Die Gerresheimer-Aktie hatte im vergangenen Jahr mit erheblichen Rückgängen zu kämpfen: Ein Minus von 72,75 % war auf hohe Energiekosten und eine schwache Konjunktur zurückzuführen. Der Kursverfall machte das Unternehmen anfällig für Übernahmeinteressen. Doch am Freitag trieb die Meldung über eine informelle Annäherung von Silgan Holdings den Aktienkurs auf 20,94 Euro – und katapultierte Gerresheimer damit an die Spitze des deutschen SDAX.
Auch Silgan Holdings, mit einer Marktkapitalisierung von 4,11 Milliarden Dollar, stand vor Herausforderungen: Die eigene Aktie verlor innerhalb von zwölf Monaten 22,38 % und fiel von 50,35 auf 39,08 Dollar.
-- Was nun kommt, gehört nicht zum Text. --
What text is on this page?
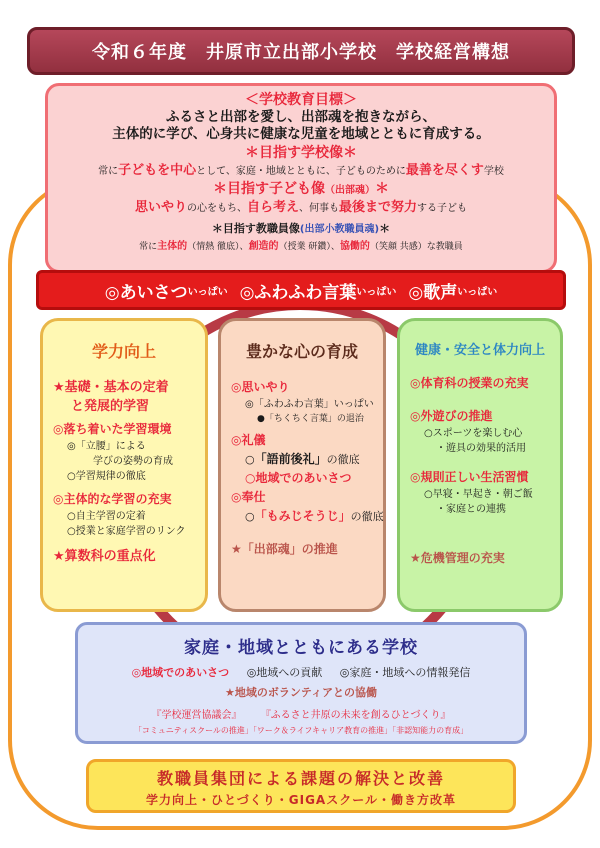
令和６年度　井原市立出部小学校　学校経営構想
＜学校教育目標＞
ふるさと出部を愛し、出部魂を抱きながら、
主体的に学び、心身共に健康な児童を地域とともに育成する。
＊目指す学校像＊
常に子どもを中心として、家庭・地域とともに、子どものために最善を尽くす学校
＊目指す子ども像（出部魂）＊
思いやりの心をもち、自ら考え、何事も最後まで努力する子ども
＊目指す教職員像(出部小教職員魂)＊
常に主体的（情熱 徹底）、創造的（授業 研鑽）、協働的（笑顔 共感）な教職員
◎あいさつ いっぱい ◎ふわふわ言葉 いっぱい ◎歌声 いっぱい
学力向上
★基礎・基本の定着
と発展的学習
◎落ち着いた学習環境
◎「立腰」による
学びの姿勢の育成
○学習規律の徹底
◎主体的な学習の充実
○自主学習の定着
○授業と家庭学習のリンク
★算数科の重点化
豊かな心の育成
◎思いやり
◎「ふわふわ言葉」いっぱい
●「ちくちく言葉」の退治
◎礼儀
○「語前後礼」の徹底
○地域でのあいさつ
◎奉仕
○「もみじそうじ」の徹底
★「出部魂」の推進
健康・安全と体力向上
◎体育科の授業の充実
◎外遊びの推進
○スポーツを楽しむ心
・遊具の効果的活用
◎規則正しい生活習慣
○早寝・早起き・朝ご飯
・家庭との連携
★危機管理の充実
家庭・地域とともにある学校
◎地域でのあいさつ ◎地域への貢献 ◎家庭・地域への情報発信
★地域のボランティアとの協働
『学校運営協議会』 『ふるさと井原の未来を創るひとづくり』
「コミュニティスクールの推進」「ワーク＆ライフキャリア教育の推進」「非認知能力の育成」
教職員集団による課題の解決と改善
学力向上・ひとづくり・GIGAスクール・働き方改革
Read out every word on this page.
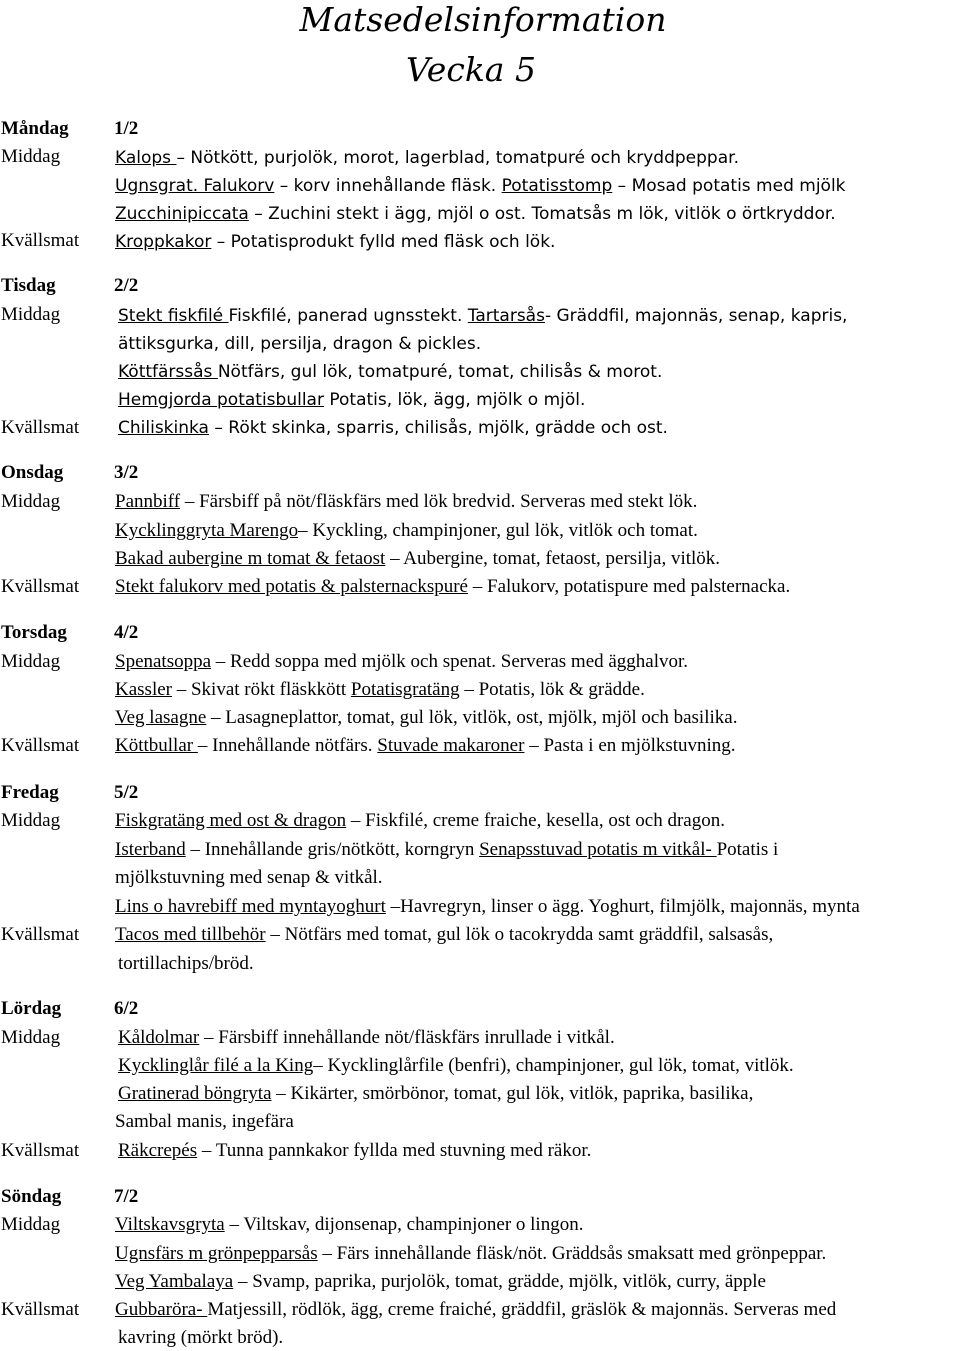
Matsedelsinformation
Vecka 5
Måndag 1/2
Middag	Kalops – Nötkött, purjolök, morot, lagerblad, tomatpuré och kryddpeppar.
Ugnsgrat. Falukorv – korv innehållande fläsk. Potatisstomp – Mosad potatis med mjölk
Zucchinipiccata – Zuchini stekt i ägg, mjöl o ost. Tomatsås m lök, vitlök o örtkryddor.
Kvällsmat Kroppkakor – Potatisprodukt fylld med fläsk och lök.
Tisdag	2/2
Middag	Stekt fiskfilé Fiskfilé, panerad ugnsstekt. Tartarsås- Gräddfil, majonnäs, senap, kapris,
ättiksgurka, dill, persilja, dragon & pickles.
Köttfärssås Nötfärs, gul lök, tomatpuré, tomat, chilisås & morot.
Hemgjorda potatisbullar Potatis, lök, ägg, mjölk o mjöl.
Kvällsmat Chiliskinka – Rökt skinka, sparris, chilisås, mjölk, grädde och ost.
Onsdag	3/2
Middag	Pannbiff – Färsbiff på nöt/fläskfärs med lök bredvid. Serveras med stekt lök.
Kycklinggryta Marengo– Kyckling, champinjoner, gul lök, vitlök och tomat.
Bakad aubergine m tomat & fetaost – Aubergine, tomat, fetaost, persilja, vitlök.
Kvällsmat Stekt falukorv med potatis & palsternackspuré – Falukorv, potatispure med palsternacka.
Torsdag 4/2
Middag	Spenatsoppa – Redd soppa med mjölk och spenat. Serveras med ägghalvor.
Kassler – Skivat rökt fläskkött Potatisgratäng – Potatis, lök & grädde.
Veg lasagne – Lasagneplattor, tomat, gul lök, vitlök, ost, mjölk, mjöl och basilika.
Kvällsmat Köttbullar – Innehållande nötfärs. Stuvade makaroner – Pasta i en mjölkstuvning.
Fredag	5/2
Middag	Fiskgratäng med ost & dragon – Fiskfilé, creme fraiche, kesella, ost och dragon.
Isterband – Innehållande gris/nötkött, korngryn Senapsstuvad potatis m vitkål- Potatis i
mjölkstuvning med senap & vitkål.
Lins o havrebiff med myntayoghurt –Havregryn, linser o ägg. Yoghurt, filmjölk, majonnäs, mynta
Kvällsmat Tacos med tillbehör – Nötfärs med tomat, gul lök o tacokrydda samt gräddfil, salsasås,
tortillachips/bröd.
Lördag	6/2
Middag	Kåldolmar – Färsbiff innehållande nöt/fläskfärs inrullade i vitkål.
Kycklinglår filé a la King– Kycklinglårfile (benfri), champinjoner, gul lök, tomat, vitlök.
Gratinerad böngryta – Kikärter, smörbönor, tomat, gul lök, vitlök, paprika, basilika,
Sambal manis, ingefära
Kvällsmat Räkcrepés – Tunna pannkakor fyllda med stuvning med räkor.
Söndag	7/2
Middag	Viltskavsgryta – Viltskav, dijonsenap, champinjoner o lingon.
Ugnsfärs m grönpepparsås – Färs innehållande fläsk/nöt. Gräddsås smaksatt med grönpeppar.
Veg Yambalaya – Svamp, paprika, purjolök, tomat, grädde, mjölk, vitlök, curry, äpple
Kvällsmat Gubbaröra- Matjessill, rödlök, ägg, creme fraiché, gräddfil, gräslök & majonnäs. Serveras med
kavring (mörkt bröd).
Dennoch deutet der Vorstoß des US-Konzerns auf eine Konsolidierungswelle in der Verpackungsbranche hin. Analysten betonen, dass Gerresheimers Position im Bereich medizinischer Verpackungen das Unternehmen zu einem strategisch attraktiven Übernahmeziel macht.
Sollte Silgan ein verbindliches Angebot vorlegen, rückt die Höhe der Übernahmeprämie in den Fokus. Bis dahin schützt die Aussicht auf einen Deal Gerresheimer vor den allgemeinen Marktturbulenzen. Anleger setzen auf weitere Kursgewinne, falls die Verhandlungen vorankommen.
Die mögliche Übernahme hat die Bewertung von Gerresheimer bereits deutlich gesteigert und die Marktaufmerksamkeit verschoben. Ein formelles Angebot von Silgan Holdings wäre ein wichtiger Schritt in der Konsolidierung der Verpackungsbranche. Der Ausgang hängt nun von den Gesprächen zwischen beiden Unternehmen und den Reaktionen der Aktionäre ab.